We have analysed the ISO-SWS spectrum of Jupiter in the 12–16 \mu { m } range , where several hydrocarbons exhibit rovibrational bands .
Using temperature information from the methane and hydrogen emissions , we derive the mixing ratios ( q ) of acetylene and ethane at two independent pressure levels .
For acetylene , we find q = ( 8.9 ^ { +1.1 } _ { -0.6 } ) \times 10 ^ { -7 } at 0.3 mbar and q = ( 1.1 ^ { +0.2 } _ { -0.1 } ) \times 10 ^ { -7 } at 4 mbar , giving a slope - d \ln q / d \ln P = 0.8 \pm 0.1 , while for ethane q = ( 1.0 \pm 0.2 ) \times 10 ^ { -5 } at 1 mbar and q = ( 2.6 ^ { +0.5 } _ { -0.6 } ) \times 10 ^ { -6 } at 10 mbar , giving - d \ln q / d \ln P = 0.6 \pm 0.2 .

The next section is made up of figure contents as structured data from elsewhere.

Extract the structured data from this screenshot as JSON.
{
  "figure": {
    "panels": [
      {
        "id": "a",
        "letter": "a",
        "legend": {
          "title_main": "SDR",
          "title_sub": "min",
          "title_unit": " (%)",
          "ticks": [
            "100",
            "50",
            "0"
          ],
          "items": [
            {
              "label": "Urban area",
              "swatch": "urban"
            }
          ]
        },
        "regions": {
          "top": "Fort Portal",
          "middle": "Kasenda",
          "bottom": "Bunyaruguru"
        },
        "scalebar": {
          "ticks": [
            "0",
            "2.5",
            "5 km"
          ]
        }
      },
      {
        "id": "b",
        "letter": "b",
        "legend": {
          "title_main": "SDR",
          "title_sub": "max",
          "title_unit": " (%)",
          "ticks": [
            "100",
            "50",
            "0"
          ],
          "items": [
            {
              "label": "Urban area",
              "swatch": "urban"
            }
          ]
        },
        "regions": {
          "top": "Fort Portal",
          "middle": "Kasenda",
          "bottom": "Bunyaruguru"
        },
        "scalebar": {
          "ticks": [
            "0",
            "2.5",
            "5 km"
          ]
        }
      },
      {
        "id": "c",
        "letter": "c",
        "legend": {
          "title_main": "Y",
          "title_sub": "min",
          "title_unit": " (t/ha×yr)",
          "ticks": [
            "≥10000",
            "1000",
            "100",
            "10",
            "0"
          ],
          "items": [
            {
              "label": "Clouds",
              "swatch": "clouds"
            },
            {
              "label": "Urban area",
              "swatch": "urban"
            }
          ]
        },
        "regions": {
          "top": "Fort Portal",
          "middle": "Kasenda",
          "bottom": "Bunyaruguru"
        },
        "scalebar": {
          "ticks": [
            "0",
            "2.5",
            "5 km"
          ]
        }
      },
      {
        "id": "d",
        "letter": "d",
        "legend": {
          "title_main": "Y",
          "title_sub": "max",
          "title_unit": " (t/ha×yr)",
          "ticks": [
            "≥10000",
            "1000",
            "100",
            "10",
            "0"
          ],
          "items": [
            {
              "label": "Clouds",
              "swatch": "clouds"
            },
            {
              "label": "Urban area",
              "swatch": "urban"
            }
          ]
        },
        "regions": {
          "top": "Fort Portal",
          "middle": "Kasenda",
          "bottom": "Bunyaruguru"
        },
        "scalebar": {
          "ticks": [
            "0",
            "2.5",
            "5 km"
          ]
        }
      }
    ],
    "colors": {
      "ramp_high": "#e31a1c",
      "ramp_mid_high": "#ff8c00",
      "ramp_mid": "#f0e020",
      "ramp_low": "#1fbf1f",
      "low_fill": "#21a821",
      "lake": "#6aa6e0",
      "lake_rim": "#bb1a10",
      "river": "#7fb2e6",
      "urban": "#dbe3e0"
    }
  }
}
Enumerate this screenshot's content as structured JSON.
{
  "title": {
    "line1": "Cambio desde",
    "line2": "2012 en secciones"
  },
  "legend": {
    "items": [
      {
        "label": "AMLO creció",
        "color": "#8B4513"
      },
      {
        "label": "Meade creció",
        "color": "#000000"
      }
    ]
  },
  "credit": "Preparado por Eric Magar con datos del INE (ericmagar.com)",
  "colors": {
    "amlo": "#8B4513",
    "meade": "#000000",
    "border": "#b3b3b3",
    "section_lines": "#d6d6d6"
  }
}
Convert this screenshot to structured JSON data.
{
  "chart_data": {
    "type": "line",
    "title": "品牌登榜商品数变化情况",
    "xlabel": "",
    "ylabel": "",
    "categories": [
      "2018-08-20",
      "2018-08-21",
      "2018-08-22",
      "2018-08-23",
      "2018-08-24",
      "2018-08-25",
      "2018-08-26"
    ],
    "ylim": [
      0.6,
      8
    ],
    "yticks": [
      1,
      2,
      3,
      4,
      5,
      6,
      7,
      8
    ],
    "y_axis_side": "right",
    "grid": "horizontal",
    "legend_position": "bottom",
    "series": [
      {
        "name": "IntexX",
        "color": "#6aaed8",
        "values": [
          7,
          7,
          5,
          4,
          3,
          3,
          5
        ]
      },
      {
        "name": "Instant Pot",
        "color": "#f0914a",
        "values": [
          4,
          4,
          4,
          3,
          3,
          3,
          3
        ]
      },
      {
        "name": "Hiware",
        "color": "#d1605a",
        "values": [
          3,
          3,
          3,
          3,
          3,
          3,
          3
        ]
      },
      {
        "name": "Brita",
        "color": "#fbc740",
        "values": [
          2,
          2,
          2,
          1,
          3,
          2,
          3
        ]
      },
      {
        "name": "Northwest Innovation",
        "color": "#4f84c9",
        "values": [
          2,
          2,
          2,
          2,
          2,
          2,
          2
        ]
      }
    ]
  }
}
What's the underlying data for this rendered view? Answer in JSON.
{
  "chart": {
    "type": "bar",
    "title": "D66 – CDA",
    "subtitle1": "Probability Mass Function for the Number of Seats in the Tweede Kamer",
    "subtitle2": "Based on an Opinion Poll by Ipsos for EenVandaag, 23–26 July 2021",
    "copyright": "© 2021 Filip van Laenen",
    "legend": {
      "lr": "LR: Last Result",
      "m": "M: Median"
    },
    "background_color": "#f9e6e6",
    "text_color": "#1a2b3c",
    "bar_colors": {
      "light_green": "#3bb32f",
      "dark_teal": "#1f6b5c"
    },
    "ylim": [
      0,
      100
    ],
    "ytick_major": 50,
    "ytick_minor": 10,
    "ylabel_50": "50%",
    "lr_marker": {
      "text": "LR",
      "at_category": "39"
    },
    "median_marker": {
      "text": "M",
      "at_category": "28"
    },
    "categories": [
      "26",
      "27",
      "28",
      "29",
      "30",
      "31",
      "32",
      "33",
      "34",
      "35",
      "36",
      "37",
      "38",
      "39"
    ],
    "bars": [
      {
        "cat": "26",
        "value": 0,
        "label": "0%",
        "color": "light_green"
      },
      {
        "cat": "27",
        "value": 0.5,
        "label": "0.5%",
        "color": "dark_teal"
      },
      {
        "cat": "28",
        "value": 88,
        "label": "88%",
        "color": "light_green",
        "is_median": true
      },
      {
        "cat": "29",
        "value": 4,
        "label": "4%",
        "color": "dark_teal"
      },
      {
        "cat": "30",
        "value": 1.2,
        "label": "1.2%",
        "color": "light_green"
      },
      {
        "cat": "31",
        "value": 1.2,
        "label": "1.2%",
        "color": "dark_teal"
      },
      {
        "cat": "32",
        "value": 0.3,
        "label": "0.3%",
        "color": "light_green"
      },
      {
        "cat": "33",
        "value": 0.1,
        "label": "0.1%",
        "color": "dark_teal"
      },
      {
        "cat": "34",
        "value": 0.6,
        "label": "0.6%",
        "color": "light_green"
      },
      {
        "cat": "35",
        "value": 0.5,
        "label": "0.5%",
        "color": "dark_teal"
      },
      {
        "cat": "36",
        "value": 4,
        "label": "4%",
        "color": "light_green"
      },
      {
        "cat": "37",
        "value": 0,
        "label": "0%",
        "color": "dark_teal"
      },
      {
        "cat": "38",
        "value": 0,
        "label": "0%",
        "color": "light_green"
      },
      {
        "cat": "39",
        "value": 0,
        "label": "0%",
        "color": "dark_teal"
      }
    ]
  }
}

The ethane slope is consistent with the predictions of Gladstone et al .
( [ 1996 ] ) , but that predicted for acetylene is larger than we observe .
This disagreement is best explained by an overestimation of the acetylene production rate compared to that of ethane in the Gladstone et al .
( [ 1996 ] ) model .

At 15.8 \mu { m } , methylacetylene is detected for the first time at low jovian latitudes , and a stratospheric column density of ( 1.5 \pm 0.4 ) \times 10 ^ { 15 } molecule cm ^ { -2 } is inferred .
We also derive an upper limit for the diacetylene column density of 7 \times 10 ^ { 13 } molecule cm ^ { -2 } .